Join NCTSPM for this Transportation Speaker Series event, featuring Dr. Mikhail Chester, Ph.D., Assistant Professor in Civil, Environmental, and Sustainable Engineering at Arizona State University . Dr. Chester will be speaking on the topic of "Transportation in the Southwest: Heat and Flooding in a Climate Impacted Future".
ABSTRACT: The Southwest represents some of the youngest and fastest growing cities in the US, with expanding public transit networks and some of the most severe forecasts for climate change. With growing populations and investments in transit, there is pressing need to plan and operate transportation systems that can maintain services during extreme events and protect passengers. To address these challenges, transportation agencies must recognize that design and operation guidelines are often associated with historical conditions, raising questions about vulnerability in a non-stationary future. A suite of projects will be presented showing the challenges and opportunities for transportation systems in a future with more frequent and intense heat and flooding. The projects will highlight how current design practices produce infrastructure vulnerabilities, climate change requires new models for planning and operating transportation systems, and transportation systems can be positioned to reduce rider’s vulnerability.

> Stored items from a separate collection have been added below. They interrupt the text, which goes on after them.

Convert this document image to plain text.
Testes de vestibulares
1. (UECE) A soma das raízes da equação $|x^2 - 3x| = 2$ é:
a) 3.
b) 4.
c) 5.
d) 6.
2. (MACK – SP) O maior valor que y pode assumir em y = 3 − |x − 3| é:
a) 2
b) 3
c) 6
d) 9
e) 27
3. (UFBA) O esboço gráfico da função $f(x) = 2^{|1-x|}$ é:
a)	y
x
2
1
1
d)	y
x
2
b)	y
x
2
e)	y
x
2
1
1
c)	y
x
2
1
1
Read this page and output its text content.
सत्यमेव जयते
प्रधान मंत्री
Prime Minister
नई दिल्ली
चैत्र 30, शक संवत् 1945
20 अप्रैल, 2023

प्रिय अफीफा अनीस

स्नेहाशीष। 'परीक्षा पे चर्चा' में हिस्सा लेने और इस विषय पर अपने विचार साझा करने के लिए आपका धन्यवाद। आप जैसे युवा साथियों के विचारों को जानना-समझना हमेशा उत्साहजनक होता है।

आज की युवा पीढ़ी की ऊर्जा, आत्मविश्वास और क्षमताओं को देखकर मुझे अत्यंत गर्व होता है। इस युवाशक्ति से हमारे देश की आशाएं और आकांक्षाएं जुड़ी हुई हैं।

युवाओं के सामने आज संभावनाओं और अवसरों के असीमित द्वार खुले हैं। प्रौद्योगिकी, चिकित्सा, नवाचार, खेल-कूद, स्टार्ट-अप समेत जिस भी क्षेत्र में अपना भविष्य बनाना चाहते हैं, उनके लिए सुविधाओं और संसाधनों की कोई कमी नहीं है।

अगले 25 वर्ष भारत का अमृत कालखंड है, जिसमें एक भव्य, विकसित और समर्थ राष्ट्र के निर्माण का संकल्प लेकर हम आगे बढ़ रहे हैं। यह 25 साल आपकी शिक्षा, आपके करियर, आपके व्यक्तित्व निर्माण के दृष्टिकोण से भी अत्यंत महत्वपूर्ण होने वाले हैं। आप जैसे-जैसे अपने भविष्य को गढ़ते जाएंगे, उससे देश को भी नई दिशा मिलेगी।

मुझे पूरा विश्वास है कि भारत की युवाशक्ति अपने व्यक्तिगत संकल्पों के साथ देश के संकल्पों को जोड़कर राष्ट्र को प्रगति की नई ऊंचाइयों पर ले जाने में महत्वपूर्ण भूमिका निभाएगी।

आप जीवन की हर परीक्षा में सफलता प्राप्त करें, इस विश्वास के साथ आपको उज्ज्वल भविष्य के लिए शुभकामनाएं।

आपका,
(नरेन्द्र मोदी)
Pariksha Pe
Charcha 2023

BIO: Mikhail Chester is an Assistant Professor in Civil, Environmental, and Sustainable Engineering at Arizona State University where he runs a research laboratory focused on studying the resilience to climate change and sustainability of urban infrastructure systems. His work spans a number of infrastructure systems with an emphasis on transportation. Using stochastic models to characterize infrastructure component performance and failure, failure trees, and simulations, Chester and his students characterize the performance of infrastructure systems under extreme heat and flooding. Chester is the co-leader of the Urban Resilience to Extremes Sustainability Research Network, a consortium of 10 cities across North and South America working together to develop adaptation strategies for urban infrastructure from extreme events. He maintains a body of research focused on life cycle assessment of transportation systems.
Chester is an Associate Editor for Transportation Research Part D, ASCE Journal of Infrastructure Systems, ASCE Journal of Transportation Engineering, and the Journal of Industrial Ecology. Prior to ASU he was a post-doctoral researcher at Lawrence Berkeley National Laboratory and the University of California, Berkeley’s Institute of Transportation Studies. He received a Ph.D. (2008) from UC Berkeley in Civil and Environmental Engineering. He received a M.S. (2003) from Carnegie Mellon University. He received a dual degree B.S. in Civil and Environmental Engineering and Engineering and Public Policy in 2002 from Carnegie Mellon University.